MaineGeneral, which scored about 8.4, performed well on some of the federal government’s metrics, but has room for improvement on others, said Lisa Simm, administrative director of quality care management. She noted that some of the data is up to two years old.

“We’re very hopeful and on track to see things improve in future years, when the data catches up,” she said.

Improving patient safety and preventing infections were among the reasons MaineGeneral built its new $312 million hospital in Augusta, Simm said. The new hospital features single rooms to reduce infection risks, sinks for hand washing and handrails between beds and bathrooms to prevent falls, among other safety features, she said. The hospital has also reduced use of catheters, Simm said.

She was uncertain of the penalty amount MaineGeneral will face, but said the hospital can handle lower Medicare payments because it performs well on other CMS measures, such as readmission rates.

Jerolyn Ireland knows the costs of hospital infections firsthand.

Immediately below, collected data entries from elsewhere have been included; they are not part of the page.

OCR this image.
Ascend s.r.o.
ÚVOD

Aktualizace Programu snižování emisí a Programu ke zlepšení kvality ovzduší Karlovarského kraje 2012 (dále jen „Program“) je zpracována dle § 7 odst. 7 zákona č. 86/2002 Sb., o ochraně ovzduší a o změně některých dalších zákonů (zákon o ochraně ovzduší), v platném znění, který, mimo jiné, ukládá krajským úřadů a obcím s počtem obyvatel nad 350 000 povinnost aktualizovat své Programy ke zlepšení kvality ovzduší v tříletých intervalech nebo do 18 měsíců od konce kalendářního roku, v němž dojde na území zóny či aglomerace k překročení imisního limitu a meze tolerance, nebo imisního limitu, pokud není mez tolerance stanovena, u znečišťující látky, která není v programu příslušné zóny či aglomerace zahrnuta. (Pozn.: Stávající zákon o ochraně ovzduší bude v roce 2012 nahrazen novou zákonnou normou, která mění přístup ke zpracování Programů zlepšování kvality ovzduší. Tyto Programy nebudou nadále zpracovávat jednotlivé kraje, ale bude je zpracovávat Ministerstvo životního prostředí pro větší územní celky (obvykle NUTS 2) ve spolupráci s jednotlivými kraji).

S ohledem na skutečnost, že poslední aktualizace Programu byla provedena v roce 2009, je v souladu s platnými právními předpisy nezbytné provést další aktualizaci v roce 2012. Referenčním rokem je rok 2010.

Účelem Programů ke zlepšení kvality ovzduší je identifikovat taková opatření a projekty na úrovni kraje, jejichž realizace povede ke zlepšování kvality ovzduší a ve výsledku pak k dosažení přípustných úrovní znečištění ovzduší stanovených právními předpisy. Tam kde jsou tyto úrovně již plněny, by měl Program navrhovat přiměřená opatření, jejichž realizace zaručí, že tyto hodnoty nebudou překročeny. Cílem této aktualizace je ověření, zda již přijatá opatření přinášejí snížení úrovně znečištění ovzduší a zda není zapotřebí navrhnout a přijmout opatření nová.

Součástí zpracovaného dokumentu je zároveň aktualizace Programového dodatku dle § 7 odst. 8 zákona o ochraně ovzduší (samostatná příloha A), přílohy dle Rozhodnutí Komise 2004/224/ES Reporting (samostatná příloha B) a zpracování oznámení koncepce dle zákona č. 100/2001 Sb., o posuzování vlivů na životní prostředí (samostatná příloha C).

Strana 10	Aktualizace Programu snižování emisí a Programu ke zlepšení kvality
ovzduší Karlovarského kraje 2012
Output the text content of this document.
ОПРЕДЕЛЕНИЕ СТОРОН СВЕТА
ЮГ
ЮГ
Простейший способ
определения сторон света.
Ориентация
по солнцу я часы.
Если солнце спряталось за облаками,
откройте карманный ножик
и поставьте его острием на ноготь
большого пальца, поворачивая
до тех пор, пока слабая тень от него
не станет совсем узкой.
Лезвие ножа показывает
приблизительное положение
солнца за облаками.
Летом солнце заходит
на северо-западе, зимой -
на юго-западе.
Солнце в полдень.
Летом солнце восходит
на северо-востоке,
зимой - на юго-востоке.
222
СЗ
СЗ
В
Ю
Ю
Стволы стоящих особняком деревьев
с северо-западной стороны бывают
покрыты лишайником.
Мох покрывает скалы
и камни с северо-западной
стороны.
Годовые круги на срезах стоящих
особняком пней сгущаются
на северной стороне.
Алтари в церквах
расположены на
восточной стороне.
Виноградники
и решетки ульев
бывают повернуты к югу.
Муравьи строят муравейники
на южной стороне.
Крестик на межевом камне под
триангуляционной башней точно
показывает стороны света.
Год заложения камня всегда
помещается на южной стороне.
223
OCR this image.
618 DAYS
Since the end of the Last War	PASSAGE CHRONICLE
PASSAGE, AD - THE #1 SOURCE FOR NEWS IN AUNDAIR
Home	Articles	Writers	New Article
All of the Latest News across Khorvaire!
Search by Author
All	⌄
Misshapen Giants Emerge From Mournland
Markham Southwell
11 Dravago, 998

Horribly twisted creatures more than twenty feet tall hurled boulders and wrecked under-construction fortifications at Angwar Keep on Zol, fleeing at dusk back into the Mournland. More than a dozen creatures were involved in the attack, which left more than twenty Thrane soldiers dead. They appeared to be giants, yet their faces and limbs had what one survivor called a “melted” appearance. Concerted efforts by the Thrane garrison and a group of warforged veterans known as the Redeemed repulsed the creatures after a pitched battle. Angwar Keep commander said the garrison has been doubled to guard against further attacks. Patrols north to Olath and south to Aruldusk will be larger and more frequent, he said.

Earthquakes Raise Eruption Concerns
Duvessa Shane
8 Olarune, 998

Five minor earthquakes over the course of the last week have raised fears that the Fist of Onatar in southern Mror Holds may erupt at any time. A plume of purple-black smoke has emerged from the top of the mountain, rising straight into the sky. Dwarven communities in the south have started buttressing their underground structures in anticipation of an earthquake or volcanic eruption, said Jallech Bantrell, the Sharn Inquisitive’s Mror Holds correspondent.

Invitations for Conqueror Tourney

Ireland said she contracted an antibiotic-resistant “superbug” after undergoing surgery at EMMC in August 2012 to remove a benign brain tumor. The infection, caused by a form of staph called methicillin-resistant staphylococcus aureus, or MRSA, ultimately led to four more follow-up surgeries, including a skull reconstruction, she said.

Ireland, a 73-year-old former nurse who lives in Houlton, has since suffered multiple seizures, memory problems and other complications, leaving her unable to work. She lost her home, a beautiful lakeside property with a pontoon boat, and now resides in a senior housing complex, she said. While Ireland had insurance coverage, the remaining medical bills devastated her finances, she said.

“I’ve lost everything,” Ireland said.

She hopes to spread the word about hospital-acquired infections to make others aware of the dangers.

“The worst thing is every night you don’t know if this is going to be your last day or not . . . I’m lucky I survived,” Ireland said.

EMMC has not acknowledged that the infection originated with her brain surgery, she said.

A spokeswoman for Eastern Maine Healthcare Systems, the parent organization to EMMC, Mercy and Inland, said the organization was “disappointed to be represented” in the new report.

“All of our hospitals take patient safety and quality very seriously,” said Suzanne Spruce, chief communications officer for EMHS. “It is our No. 1 job.”

Mercy and Inland each scored 8. EMMC scored just under 7.4.

The health system planned to review the federal data, which covers incidents from 2011 through June 2013, before offering further comment. EMHS has focused on improving patients’ health and keeping them out of the hospital by better coordinating care, promoting wellness and other efforts, Spruce said.

Measures to improve patient safety and boost hospital accountability are a welcome development in health care, said Andrea Irwin, legal and policy director for Maine Consumers for Affordable Health Care.

“It’s a little early, however, not knowing what the final analysis will be, to truly know how this will impact Maine hospitals,” she said. “And given sort of the precarious financial situation a lot of our hospitals find themselves in, I think we always want to be weighing hospital accountability and financial penalties with the economic security of our hospitals. We certainly want people to be able to go to the hospital when they need to go, but we don’t want them to be more sick when they leave.”

Across the country, rates of some infections are on the decline, according to Kaiser. But the U.S. CDC estimates that in 2011, about 648,000 patients — or 1 in 25 — contracted an infection at a hospital.